The protected area is home to several endangered and vulnerable species including Indian elephant, Bengal tiger, gaur and Indian leopard. There are at least 266 species of birds in the sanctuary, including critically endangered Indian white-rumped vulture and long-billed vulture.
A KSRTC Bus Journey through Muthumalai and Bandipur Forests – VIDEO
Video – Rahul Achakottil.
The Western Ghats Nilgiri Sub-Cluster of 6,000 square kilometres (2,300 sq mi), including all of Mudumalai National Park, is under consideration by the UNESCO World Heritage Committee for selection as a World Heritage Site.
There are 48 tigers in the Nilgiri Reserve across which tigers are free to roam.
There are three main types of forest in the sanctuary: tropical moist deciduous occur in the western Benne Block, where rainfall is higher than in the other blocks. Tropical dry deciduous forest occurs in the middle and southern tropical dry thorn forests are in the east.

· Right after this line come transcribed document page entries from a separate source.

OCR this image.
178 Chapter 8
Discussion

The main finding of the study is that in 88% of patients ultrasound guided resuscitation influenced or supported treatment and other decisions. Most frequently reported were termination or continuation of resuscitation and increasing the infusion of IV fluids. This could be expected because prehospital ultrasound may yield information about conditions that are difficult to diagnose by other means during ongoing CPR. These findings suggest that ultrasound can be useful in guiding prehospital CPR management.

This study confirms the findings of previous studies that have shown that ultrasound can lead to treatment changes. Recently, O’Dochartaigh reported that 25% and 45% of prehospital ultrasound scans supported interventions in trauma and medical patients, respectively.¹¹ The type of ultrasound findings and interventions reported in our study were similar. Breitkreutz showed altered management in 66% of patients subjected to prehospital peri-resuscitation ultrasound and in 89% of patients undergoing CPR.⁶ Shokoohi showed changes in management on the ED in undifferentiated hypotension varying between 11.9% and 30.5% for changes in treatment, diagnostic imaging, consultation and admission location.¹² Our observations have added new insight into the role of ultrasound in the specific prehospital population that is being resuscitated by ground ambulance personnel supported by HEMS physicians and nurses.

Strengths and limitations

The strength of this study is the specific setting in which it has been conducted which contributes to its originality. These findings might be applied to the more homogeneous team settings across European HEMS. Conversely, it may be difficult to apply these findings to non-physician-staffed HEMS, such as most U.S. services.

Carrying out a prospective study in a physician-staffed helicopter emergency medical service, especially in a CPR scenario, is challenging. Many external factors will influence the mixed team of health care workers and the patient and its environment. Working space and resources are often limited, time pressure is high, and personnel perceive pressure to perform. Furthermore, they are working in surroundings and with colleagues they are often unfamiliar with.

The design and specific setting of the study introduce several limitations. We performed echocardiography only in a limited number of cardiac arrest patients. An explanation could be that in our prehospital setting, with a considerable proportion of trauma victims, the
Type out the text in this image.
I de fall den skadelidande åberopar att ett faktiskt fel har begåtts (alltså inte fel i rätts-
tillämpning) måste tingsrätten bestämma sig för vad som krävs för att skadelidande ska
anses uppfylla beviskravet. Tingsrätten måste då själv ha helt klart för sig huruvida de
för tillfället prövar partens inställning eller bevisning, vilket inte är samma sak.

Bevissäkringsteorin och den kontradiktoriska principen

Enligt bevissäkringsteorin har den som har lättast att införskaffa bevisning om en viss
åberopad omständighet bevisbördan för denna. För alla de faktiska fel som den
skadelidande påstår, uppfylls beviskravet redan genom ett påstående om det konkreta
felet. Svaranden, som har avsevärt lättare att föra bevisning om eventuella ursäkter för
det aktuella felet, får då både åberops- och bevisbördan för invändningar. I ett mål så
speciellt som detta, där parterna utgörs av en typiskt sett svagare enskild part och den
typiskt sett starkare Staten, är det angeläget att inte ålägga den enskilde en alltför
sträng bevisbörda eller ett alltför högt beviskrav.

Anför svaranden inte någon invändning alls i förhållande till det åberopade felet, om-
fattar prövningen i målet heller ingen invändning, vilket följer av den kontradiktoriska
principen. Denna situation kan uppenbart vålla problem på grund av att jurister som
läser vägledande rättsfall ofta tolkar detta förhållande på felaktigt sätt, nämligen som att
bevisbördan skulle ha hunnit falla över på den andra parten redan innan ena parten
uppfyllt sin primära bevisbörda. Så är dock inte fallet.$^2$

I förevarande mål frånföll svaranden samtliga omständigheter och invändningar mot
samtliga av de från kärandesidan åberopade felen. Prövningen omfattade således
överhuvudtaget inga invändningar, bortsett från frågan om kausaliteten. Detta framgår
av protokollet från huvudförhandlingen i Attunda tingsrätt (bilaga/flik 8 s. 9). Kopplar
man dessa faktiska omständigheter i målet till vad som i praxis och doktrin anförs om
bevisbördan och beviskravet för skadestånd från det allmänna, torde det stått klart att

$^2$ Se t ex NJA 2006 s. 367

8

In addition there are patches of tropical semi-evergreen forest in the southwest and western part of Mudumalai. The annual rainfall there exceeds 2,000 mm (79 in). Tree species in this habitat include Casseria ovoides, Litsea mysorensis, Cinnamomum malabatrum and Olea dioca. Climbers including sneeze wort (Dregea volubilis), Gnetum ula and Entada scandens are also found in these semi-evergreen forests.
Moist bamboo brakes are found amidst dry deciduous, moist deciduous and semi-evergreen forests and along the fringes of riparian forests and swamps. There are two species of bamboo found in Mudumalai, the giant clumping bamboos: Bambusa (arundinacea) and Dendrocalamus strictus. Elephants and gaur eat both species of bamboo.
In all types of forest, a green strip of riparian forest is seen along the shore of dry seasonal and perennial streams. This type of forest remains green in all seasons. The plant species found here includes: Mangifera indica, Pongamia glabra, Terminalia arjuna, Syzygium cumini, Indian rosewood Dalbergia latifolia and the bamboos. Larger mammals such as elephant, gaur, sambar and tiger use riparian forest patches for feeding and resting.
This sanctuary is home to several species of wild relatives of cultivated plants including wild rice, wild ginger, turmeric, cinnamon, solanum, guava, mango and pepper that act as a reserve gene pool for the cultivated plants. In places mixed vegetation types are present. The deciduous trees shed their green leaves during the summer, and adopt a floral garb while the arrival of the monsoons hails fruits and tender greens.